Леди с клыками - Мясоедов Владимир Михайлович. Страница 33
– Эта гнилая любительница трупов убила моего брата. – Мама, я тебя прекрасно понимаю и, может быть, даже уже люблю. Вот только почему ты не извела все семейство?! – Обездвижила, а потом вырвала сердце и унесла его с собой! Но ничего, теперь-то мы сквитаемся. Эх, ну как же вовремя пришел приказ немного прижать обнаглевших гномов, которые совсем страх потеряли, меняя у врагов страны наркотики на оружие. Да и с засланным к вам агентом удачно сложилось, надо бы наградить парня за хорошую работу. Теперь уж подгорные точно не придерутся. Убийство отца, такое у них прощать не принято никому. Да, хорошо получилось, послали мне удачу боги. Знаешь, я позабочусь о том, чтобы твоя шейка в петле не сломалась сразу, и буду долго любоваться, как чьи-то ножки станут долго танцевать в воздухе. Такие худенькие девочки, как показывает практика, самые живучие, не то что эти два бородатых кабана, которые сдохнут в первую же минуту.

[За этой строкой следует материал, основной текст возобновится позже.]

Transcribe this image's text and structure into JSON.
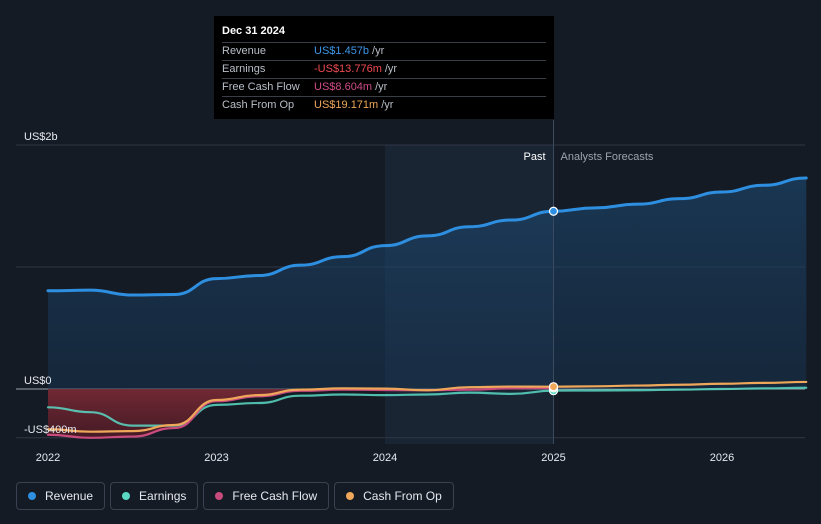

Если выберусь из этой передряги, разыщу Хенею. Пусть подучит дочку, и демоны с ним, с этим подчинением воли, вряд ли мы сильно различаемся, если мечтаем об одном и том же. И потом, если впереди вечность, не откажет же она в небольшом отпуске, за время которого род Мистов вымрет естественной смертью от клыков дампира. Чародей ушел, а я со своими друзьями осталась в полутьме подземелья. Одинокий факел где-то у входа давал так мало света, что даже мои глаза видели с трудом.
– Дядя его в порошок сотрет, – пообещала Лаэла. – В маслобойню кинет и раздавит механическим прессом. Он так уже делал кое с кем. Еще и связывать не будет, чтобы за жизнь подольше цеплялся, пытаясь из чана выпрыгнуть.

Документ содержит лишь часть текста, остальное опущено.